In my opinion, if you are serious about water hunting you need a good long handled stainless steel scoop, with a decent size basket.
Lightweight aluminum scoops make recovering target difficult, even in calm water.
There is nothing worse than struggling to keep your scoop basket over a target in choppy surf.
When I detect a target water hunting, the first thing I do is turn to the side so waves are not hitting me head on.
I then pinpoint the location of the target, then place my scooping foot directly behind the back of my search coil with the toe of my dive boot touching the back of my search coil.
Moving my search coil away, I press the front lip of my scoop basket into the sand at a sharp angle just in front of my toes.
The initial deep bite of sand is important, because if you fail to secure the target in your scoop basket on the first attempt, you have created a pocket or hole for the object to fall into.
Always shuck or sift sand directly over the area, do not move away even when you have the target in your scoop.
Just like beach hunting, you need to recheck the hole for other targets before moving away from the hole.

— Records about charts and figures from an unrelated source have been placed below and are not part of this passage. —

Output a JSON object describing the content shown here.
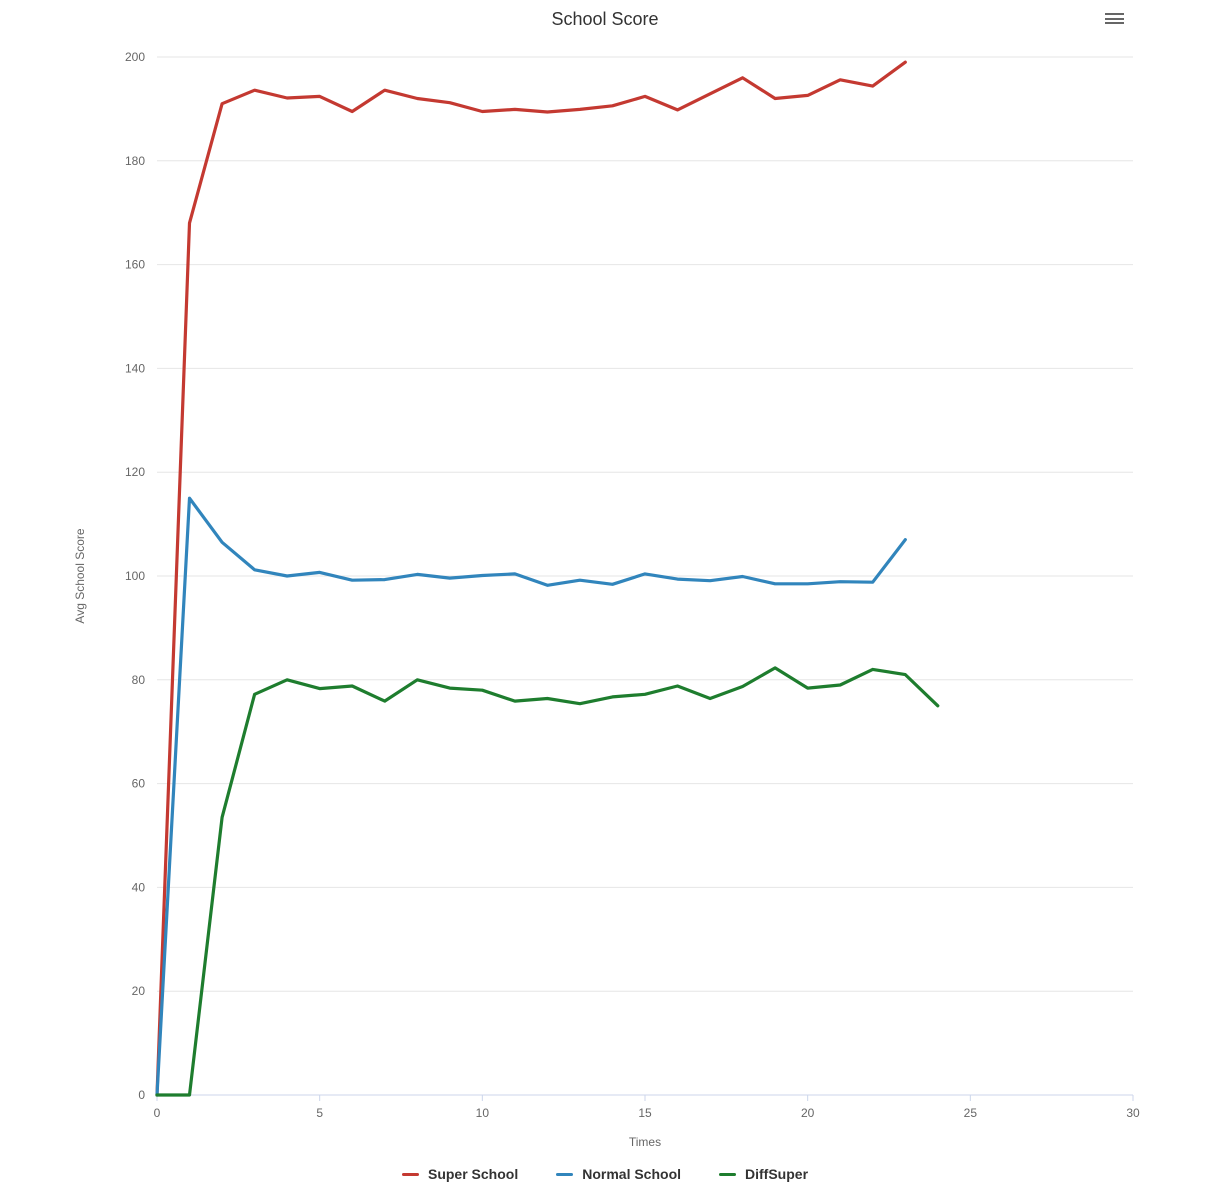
{
  "header": {
    "title": "School Score",
    "menu_button": "hamburger-menu"
  },
  "colors": {
    "title_text": "#333333",
    "tick_label_text": "#666666",
    "axis_title_text": "#666666",
    "legend_text": "#333333",
    "gridline": "#e6e6e6",
    "axis_line": "#ccd6eb",
    "series_red": "#c43931",
    "series_blue": "#3185bc",
    "series_green": "#1e7d2e"
  },
  "chart_data": {
    "type": "line",
    "title": "School Score",
    "xlabel": "Times",
    "ylabel": "Avg School Score",
    "xlim": [
      0,
      30
    ],
    "ylim": [
      0,
      200
    ],
    "xticks": [
      0,
      5,
      10,
      15,
      20,
      25,
      30
    ],
    "yticks": [
      0,
      20,
      40,
      60,
      80,
      100,
      120,
      140,
      160,
      180,
      200
    ],
    "grid": "horizontal-only",
    "legend_position": "bottom-center",
    "series": [
      {
        "name": "Super School",
        "color": "#c43931",
        "x": [
          0,
          1,
          2,
          3,
          4,
          5,
          6,
          7,
          8,
          9,
          10,
          11,
          12,
          13,
          14,
          15,
          16,
          17,
          18,
          19,
          20,
          21,
          22,
          23
        ],
        "values": [
          0,
          168,
          191,
          193.6,
          192.1,
          192.4,
          189.5,
          193.6,
          192,
          191.2,
          189.5,
          189.9,
          189.4,
          189.9,
          190.6,
          192.4,
          189.8,
          192.9,
          196,
          192,
          192.6,
          195.6,
          194.4,
          199
        ]
      },
      {
        "name": "Normal School",
        "color": "#3185bc",
        "x": [
          0,
          1,
          2,
          3,
          4,
          5,
          6,
          7,
          8,
          9,
          10,
          11,
          12,
          13,
          14,
          15,
          16,
          17,
          18,
          19,
          20,
          21,
          22,
          23
        ],
        "values": [
          0,
          115,
          106.5,
          101.2,
          100,
          100.7,
          99.2,
          99.3,
          100.3,
          99.6,
          100.1,
          100.4,
          98.2,
          99.2,
          98.4,
          100.4,
          99.4,
          99.1,
          99.9,
          98.5,
          98.5,
          98.9,
          98.8,
          107
        ]
      },
      {
        "name": "DiffSuper",
        "color": "#1e7d2e",
        "x": [
          0,
          1,
          2,
          3,
          4,
          5,
          6,
          7,
          8,
          9,
          10,
          11,
          12,
          13,
          14,
          15,
          16,
          17,
          18,
          19,
          20,
          21,
          22,
          23,
          24
        ],
        "values": [
          0,
          0,
          53.5,
          77.2,
          80,
          78.3,
          78.8,
          75.9,
          80,
          78.4,
          78,
          75.9,
          76.4,
          75.4,
          76.7,
          77.2,
          78.8,
          76.4,
          78.7,
          82.3,
          78.4,
          79,
          82,
          81,
          75
        ]
      }
    ]
  }
}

If you fail to recover the target on the first attempt, try pinpointing the target and scoop a little deeper before expanding the width of the hole.
On average, you should be able to recover targets under the water in three attempts.
This is another reason why I always preach about learning pinpointing and recovering targets on the beach, before venturing into the water.
Every year I find jewelry in and around holes left behind by water hunters with poor target pinpointing and recovery skills.
This gold chain was found last year next to a deep hole in the water, another reason why I always check out obvious signs of digging in the water and on the beach.
Which reminds me of a perfect closing line for this blog entry, never walk away from a good sounding target!